Dans une expérience terrestre visant à mieux comprendre les mécanismes régnant au sein des étoiles à neutrons en faisant le lien avec leurs processus neutroniques, des physiciens sont parvenus, pour la première fois, à mesurer avec précision l’épaisseur de la couche la plus externe du noyau d’un atome.
Dans le cadre de la collaboration PREX du Thomas Jefferson National Accelerator Facility en Virginie, des chercheurs ont entrepris le défi de mesurer avec précision la couche la plus externe du noyau d’un atome de plomb-208, qu’ils appellent aussi par abus de langage la « peau neutronique de l’atome ».
S’ils ont choisi cet isotope de plomb particulier, c’est parce qu’il contient 82 protons et 126 neutrons tout en bénéficiant d’un noyau particulièrement stable : les protons et les neutrons sont disposés de manière ordonnée dans des coquilles, en son sein. Ces coquilles maintiennent l’atome relativement stable et le rendent donc plus facile à expérimenter.
Comprendre l’architecture des noyaux atomiques
Comme le plomb-208 contient beaucoup plus de neutrons que de protons, les neutrons et les protons ne sont mélangés qu’au centre du noyau, certains neutrons constituant une couche sur le bord. Grâce à des expériences antérieures, nous connaissons déjà la densité des protons à l’intérieur du noyau. Comme la « peau des neutrons » est créée par l’architecture et les mécanismes internes du noyau, qui est si dense qu’il comprime certains neutrons vers l’extérieur, la mesure de l’épaisseur de cette couche de neutrons révèle la densité du noyau dans son ensemble.
« Cela nous dit quelque chose de fondamental sur la façon dont les noyaux sont assemblés, et cet élément d’information nous indique vraiment à quel point il est difficile de pousser des neutrons dans la matière quand il y a déjà beaucoup de neutrons, à quel point il est difficile de rendre la matière plus dense », explique Kent Paschke de l’Université de Virginie, porte-parole du groupe PREX.
Mieux comprendre les étoiles à neutrons et leurs limites
Les chercheurs ont mesuré l’épaisseur de la peau neutronique en prenant en sandwich un échantillon de plomb-208 entre deux diamants et en le bombardant d’un puissant faisceau d’électrons.
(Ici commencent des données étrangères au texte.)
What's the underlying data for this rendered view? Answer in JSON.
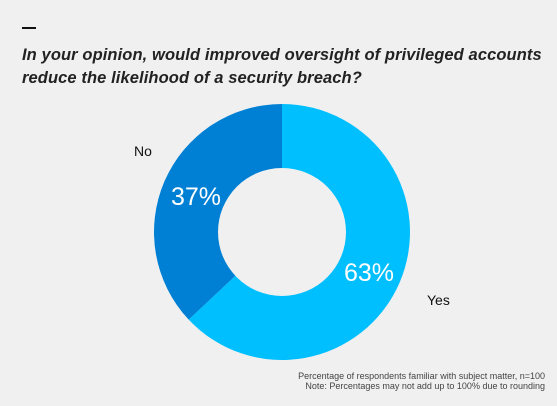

La façon dont les électrons ont rebondi sur le plomb a révélé les emplacements des neutrons dans le noyau.
Ils ont découvert que la « peau des neutrons » mesure environ 0,28 femtomètre (un femtomètre étant un millionième de milliardième de mètre, soit 10–15 mètre), ce qui correspond à une épaisseur très légèrement supérieure à celle théoriquement prévue par les physiciens.
La compréhension de ce fait fondamental concernant les noyaux pourrait nous aider à en savoir plus sur la pression régnant à l’intérieur des étoiles à neutrons, qui sont principalement composées de neutrons, ce qui pourrait contribuer à fixer une limite à leur taille. « La physique responsable de la ‘peau du plomb-208’ est également responsable de la taille d’une étoile à neutrons », explique Jorge Piekarewicz de la Florida State University. « La gravité veut écraser l’étoile à neutrons et en faire un trou noir, et quelque chose l’empêche de s’effondrer – ce quelque chose est le même que celui qui produit la peau des neutrons ».